Die Geschichte und Verbreitung von horizontalen Bienenwohnungen

Die Bienenkiste ist eine sogenannte Horizontalbeute. In Nordeuropa ist diese Art der Bienenhaltung kaum noch bekannt, obwohl sie eine über 6000-jährige Tradition hat und noch heute in vielen Ländern praktiziert wird.

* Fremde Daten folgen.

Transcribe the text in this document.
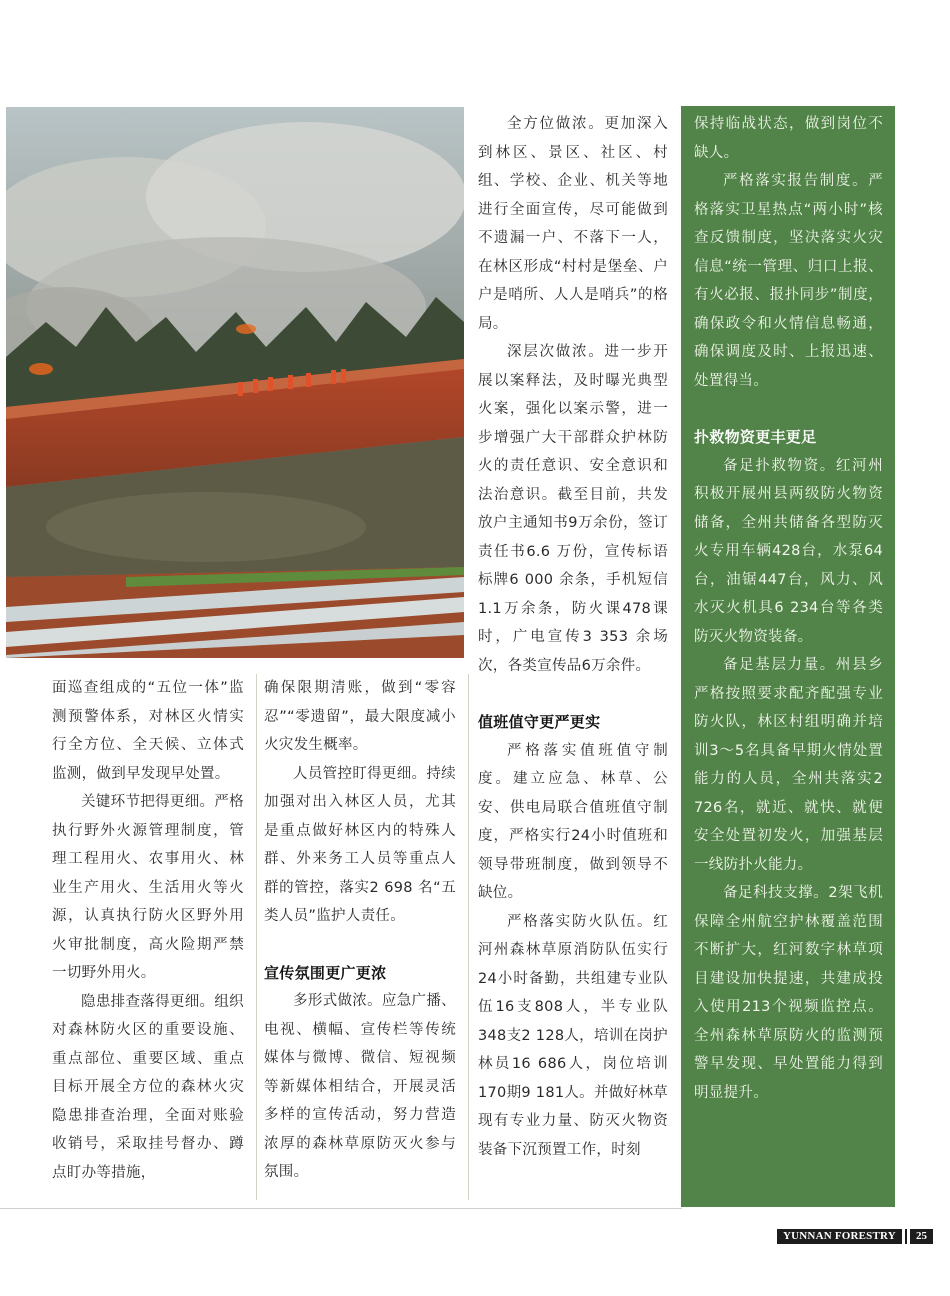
面巡查组成的“五位一体”监测预警体系，对林区火情实行全方位、全天候、立体式监测，做到早发现早处置。

关键环节把得更细。严格执行野外火源管理制度，管理工程用火、农事用火、林业生产用火、生活用火等火源，认真执行防火区野外用火审批制度，高火险期严禁一切野外用火。

隐患排查落得更细。组织对森林防火区的重要设施、重点部位、重要区域、重点目标开展全方位的森林火灾隐患排查治理，全面对账验收销号，采取挂号督办、蹲点盯办等措施，

确保限期清账，做到“零容忍”“零遗留”，最大限度减小火灾发生概率。

人员管控盯得更细。持续加强对出入林区人员，尤其是重点做好林区内的特殊人群、外来务工人员等重点人群的管控，落实2 698 名“五类人员”监护人责任。

宣传氛围更广更浓

多形式做浓。应急广播、电视、横幅、宣传栏等传统媒体与微博、微信、短视频等新媒体相结合，开展灵活多样的宣传活动，努力营造浓厚的森林草原防灭火参与氛围。

全方位做浓。更加深入到林区、景区、社区、村组、学校、企业、机关等地进行全面宣传，尽可能做到不遗漏一户、不落下一人，在林区形成“村村是堡垒、户户是哨所、人人是哨兵”的格局。

深层次做浓。进一步开展以案释法，及时曝光典型火案，强化以案示警，进一步增强广大干部群众护林防火的责任意识、安全意识和法治意识。截至目前，共发放户主通知书9万余份，签订责任书6.6 万份，宣传标语标牌6 000 余条，手机短信1.1万余条，防火课478课时，广电宣传3 353 余场次，各类宣传品6万余件。

值班值守更严更实

严格落实值班值守制度。建立应急、林草、公安、供电局联合值班值守制度，严格实行24小时值班和领导带班制度，做到领导不缺位。

严格落实防火队伍。红河州森林草原消防队伍实行24小时备勤，共组建专业队伍16支808人，半专业队348支2 128人，培训在岗护林员16 686人，岗位培训170期9 181人。并做好林草现有专业力量、防灭火物资装备下沉预置工作，时刻

保持临战状态，做到岗位不缺人。

严格落实报告制度。严格落实卫星热点“两小时”核查反馈制度，坚决落实火灾信息“统一管理、归口上报、有火必报、报扑同步”制度，确保政令和火情信息畅通，确保调度及时、上报迅速、处置得当。

扑救物资更丰更足

备足扑救物资。红河州积极开展州县两级防火物资储备，全州共储备各型防灭火专用车辆428台，水泵64台，油锯447台，风力、风水灭火机具6 234台等各类防灭火物资装备。

备足基层力量。州县乡严格按照要求配齐配强专业防火队，林区村组明确并培训3～5名具备早期火情处置能力的人员，全州共落实2 726名，就近、就快、就便安全处置初发火，加强基层一线防扑火能力。

备足科技支撑。2架飞机保障全州航空护林覆盖范围不断扩大，红河数字林草项目建设加快提速，共建成投入使用213个视频监控点。全州森林草原防火的监测预警早发现、早处置能力得到明显提升。

YUNNAN FORESTRY	25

Bienenwand aus Nilschlamm © Institut für Bienenkunde/Oberursel
Bienenwand aus Nilschlamm © Institut für Bienenkunde/Oberursel

Menschen haben Bienen von jeher ausgebeutet – durch „Honigjagd“ oder Bienenhaltung. Fast jeder archäologische Fund in diesem Zusammenhang hat auch heute noch irgendwo auf der Welt ein Gegenstück in Praxis und Gebrauch. Die tropischen und subtropischen Regionen sind dabei von besonderer Bedeutung. Dort kann man immer noch beobachten, wie Menschen von der Steinzeit angefangen bis in die Gegenwart Honig gewonnen haben. Aus der Zeit zwischen 12.000 bis 9.000 v. Chr. stammen die ersten Bilddarstellungen von honigsammelnden Menschen. Und bereits vor ca. 10.000 Jahren haben Menschen begonnen Rauch einzusetzen, um leichter den Honig entnehmen zu können.

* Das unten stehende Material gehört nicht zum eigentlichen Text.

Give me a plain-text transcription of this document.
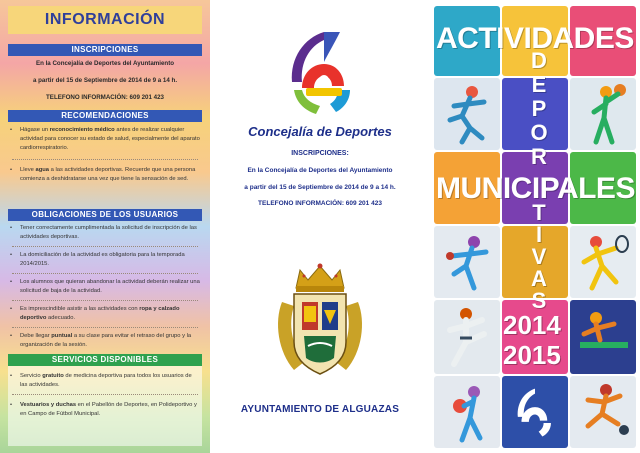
INFORMACIÓN
INSCRIPCIONES
En la Concejalía de Deportes del Ayuntamiento
a partir del 15 de Septiembre de 2014 de 9 a 14 h.
TELEFONO INFORMACIÓN: 609 201 423
RECOMENDACIONES
• Hágase un reconocimiento médico antes de realizar cualquier actividad para conocer su estado de salud, especialmente del aparato cardiorrespiratorio.
• Lleve agua a las actividades deportivas. Recuerde que una persona comienza a deshidratarse una vez que tiene la sensación de sed.
OBLIGACIONES DE LOS USUARIOS
• Tener correctamente cumplimentada la solicitud de inscripción de las actividades deportivas.
• La domiciliación de la actividad es obligatoria para la temporada 2014/2015.
• Los alumnos que quieran abandonar la actividad deberán realizar una solicitud de baja de la actividad.
• Es imprescindible asistir a las actividades con ropa y calzado deportivo adecuado.
• Debe llegar puntual a su clase para evitar el retraso del grupo y la organización de la sesión.
SERVICIOS DISPONIBLES
• Servicio gratuito de medicina deportiva para todos los usuarios de las actividades.
• Vestuarios y duchas en el Pabellón de Deportes, en Polideportivo y en Campo de Fútbol Municipal.
Concejalía de Deportes
INSCRIPCIONES:
En la Concejalía de Deportes del Ayuntamiento
a partir del 15 de Septiembre de 2014 de 9 a 14 h.
TELEFONO INFORMACIÓN: 609 201 423
AYUNTAMIENTO DE ALGUAZAS
ACTIVIDADES
D
E
P
O
R
MUNICIPALES
T
I
V
A
S
2014
2015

Horizontale Beuten haben eine sehr lange Geschichte und werden noch heute in verschiedenen Teilen Afrikas und Asiens und sogar in Amerika verwendet. Außerhalb Nord- und Westeuropas ist die am meisten verbreitete traditionelle Beute ohne Zweifel der horizontale „Zylinder“ – eine liegende Röhre von rundem oder anderem Querschnitt. Sie wird aus Holz, Rinde oder anderem Pflanzenmaterial hergestellt oder in trockeneren Gebieten wie den Mittelmeerländern und dem Nahen Osten aus getrocknetem Lehm oder gebranntem Ton.

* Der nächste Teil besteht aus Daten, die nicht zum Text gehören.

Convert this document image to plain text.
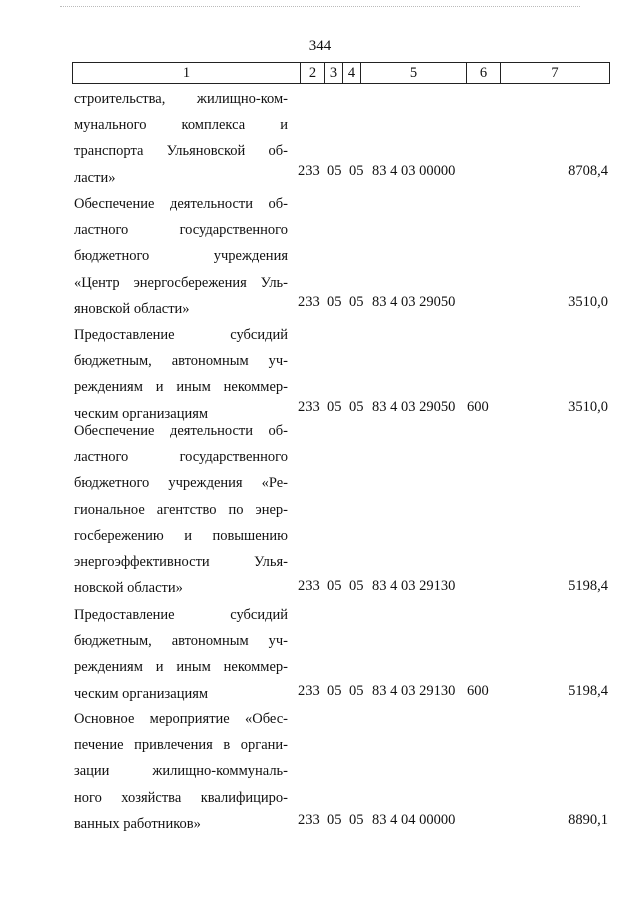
344
1	2 3 4	5	6	7
строительства, жилищно-ком-
мунального комплекса и
транспорта Ульяновской об-
ласти»	233 05 05 83 4 03 00000	8708,4
Обеспечение деятельности об-
ластного государственного
бюджетного учреждения
«Центр энергосбережения Уль-
яновской области»	233 05 05 83 4 03 29050	3510,0
Предоставление субсидий
бюджетным, автономным уч-
реждениям и иным некоммер-
ческим организациям	233 05 05 83 4 03 29050 600	3510,0
Обеспечение деятельности об-
ластного государственного
бюджетного учреждения «Ре-
гиональное агентство по энер-
госбережению и повышению
энергоэффективности Улья-
новской области»	233 05 05 83 4 03 29130	5198,4
Предоставление субсидий
бюджетным, автономным уч-
реждениям и иным некоммер-
ческим организациям	233 05 05 83 4 03 29130 600	5198,4
Основное мероприятие «Обес-
печение привлечения в органи-
зации жилищно-коммуналь-
ного хозяйства квалифициро-
ванных работников»	233 05 05 83 4 04 00000	8890,1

Aufgrund ihrer weiten Verbreitung – sowohl in der Vergangenheit als auch heute – ist es schwer zu glauben, dass alle Horizontalbeuten ihren Ursprung in der antiken Welt hatten. Denn wir finden sie auch in China, Bali und Zentralamerika, wo sie für die stachellose Biene verwendet werden. An der Westküste von Guinea-Bissau wurden z. B. 1980 bei verschiedenen Stammesgruppen u.a. aus Portugal importierte Weinfässer entdeckt, die auf der Seite liegend als Beuten genutzt wurden, zum Teil mit einer Verlängerung als Honigraum an einem Ende.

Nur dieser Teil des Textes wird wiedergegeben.